Indications for Transcatheter Aortic Valve Replacement (TAVR)
TAVR is recommended for patients with severe, symptomatic, calcific stenosis of a trileaflet aortic valve who have prohibitive surgical risk and suitable aortic/vascular anatomy with predicted survival >12 months. 1
Patient Selection Criteria
Severe Aortic Stenosis Definition
- Aortic valve area ≤1.0 cm² OR
- Aortic valve index ≤0.6 cm²/m² OR
- Mean gradient ≥40 mm Hg OR
- Aortic jet velocity ≥4.0 m/s
- With calcified, reduced systolic motion of valve leaflets 1
Risk Stratification
Prohibitive Surgical Risk (Class I recommendation):
High Surgical Risk (Class IIa recommendation):
Intermediate Risk (expanded indication):
- More recent evidence supports TAVR in intermediate-risk patients 2
Low Risk (emerging indication):
Anatomical Requirements
- Suitable aortic annulus size for available TAVR devices
- Adequate vascular access (femoral, iliac, subclavian, or axillary) or suitability for apical approach 1
- Appropriate valve plane to coronary ostium height 1
Contraindications for TAVR
Absolute Contraindications
- Absence of a "heart team" and no cardiac surgery on-site
- Life expectancy <1 year
- Unlikely improvement in quality of life due to comorbidities
- Severe primary disease of other valves requiring surgical treatment
- Inadequate annulus size (<18 mm, >29 mm)
- Thrombus in left ventricle
- Active endocarditis
- High risk of coronary ostium obstruction
- Mobile thrombi in ascending aorta or arch
- Inadequate vascular access for chosen approach 1
Relative Contraindications
- Bicuspid or non-calcified valves
- Untreated coronary artery disease requiring revascularization
- Hemodynamic instability
- LVEF <20%
- Severe pulmonary disease (for transapical approach) 1
Decision-Making Algorithm
Confirm severe symptomatic aortic stenosis
- Echocardiographic criteria met
- Presence of symptoms (dyspnea, angina, syncope, heart failure)
Assess surgical risk
- Calculate STS score
- Evaluate for frailty, porcelain aorta, prior chest radiation, severe comorbidities
- Determine risk category: prohibitive, high, intermediate, or low
Evaluate anatomical suitability
- Assess aortic annulus size and valve morphology
- Evaluate vascular access options
- Measure coronary height and assess risk of coronary obstruction
Heart Team evaluation
- Multidisciplinary team including cardiologists, cardiac surgeons, imaging specialists
- Consensus decision on optimal approach (TAVR vs. SAVR)

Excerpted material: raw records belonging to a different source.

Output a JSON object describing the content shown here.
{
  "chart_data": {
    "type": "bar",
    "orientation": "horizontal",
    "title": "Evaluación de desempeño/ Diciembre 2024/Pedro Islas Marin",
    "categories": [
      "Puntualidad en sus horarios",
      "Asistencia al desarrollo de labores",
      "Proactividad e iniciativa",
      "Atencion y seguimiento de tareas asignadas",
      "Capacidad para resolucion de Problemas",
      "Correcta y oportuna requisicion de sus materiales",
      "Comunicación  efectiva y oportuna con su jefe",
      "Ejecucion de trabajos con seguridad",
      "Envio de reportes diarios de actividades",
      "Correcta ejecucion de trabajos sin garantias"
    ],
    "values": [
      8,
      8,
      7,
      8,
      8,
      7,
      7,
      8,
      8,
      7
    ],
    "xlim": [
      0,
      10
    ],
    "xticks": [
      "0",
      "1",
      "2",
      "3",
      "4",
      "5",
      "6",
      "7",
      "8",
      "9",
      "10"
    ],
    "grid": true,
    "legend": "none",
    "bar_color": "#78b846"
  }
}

Determine expected post-procedure survival
- Must be >12 months to justify TAVR procedure 1
Procedural Considerations
- TAVR should only be performed in hospitals with cardiac surgery on-site 1
- A Heart Valve Team approach is mandatory for optimal patient selection 1
- Careful pre-procedural imaging is essential for device selection and procedural planning 4
Potential Complications
- Mortality (3-5%)
- Stroke (6-7%)
- Vascular access complications (17%)
- Pacemaker insertion (2-9% with Sapien, 19-43% with CoreValve)
- Paravalvular aortic regurgitation
- Acute kidney injury
- Coronary occlusion, valve embolization, or aortic rupture 1
Key Pitfalls to Avoid
Inappropriate patient selection:
- Selecting patients with life expectancy <12 months
- Choosing TAVR when severe disease of other valves requires surgical intervention
Inadequate anatomical assessment:
- Failing to properly size the aortic annulus
- Missing high-risk features for coronary obstruction
Ignoring contraindications:
- Proceeding with TAVR in patients with active endocarditis
- Performing TAVR without cardiac surgical backup
Underestimating comorbidities:
- Not accounting for frailty and its impact on outcomes
- Overlooking cognitive impairment that may affect recovery
TAVR has revolutionized the management of severe aortic stenosis, particularly in patients at prohibitive or high surgical risk. With expanding evidence, its application is growing to include intermediate and potentially low-risk patients. Careful patient selection through a Heart Team approach remains essential to optimize outcomes and minimize complications.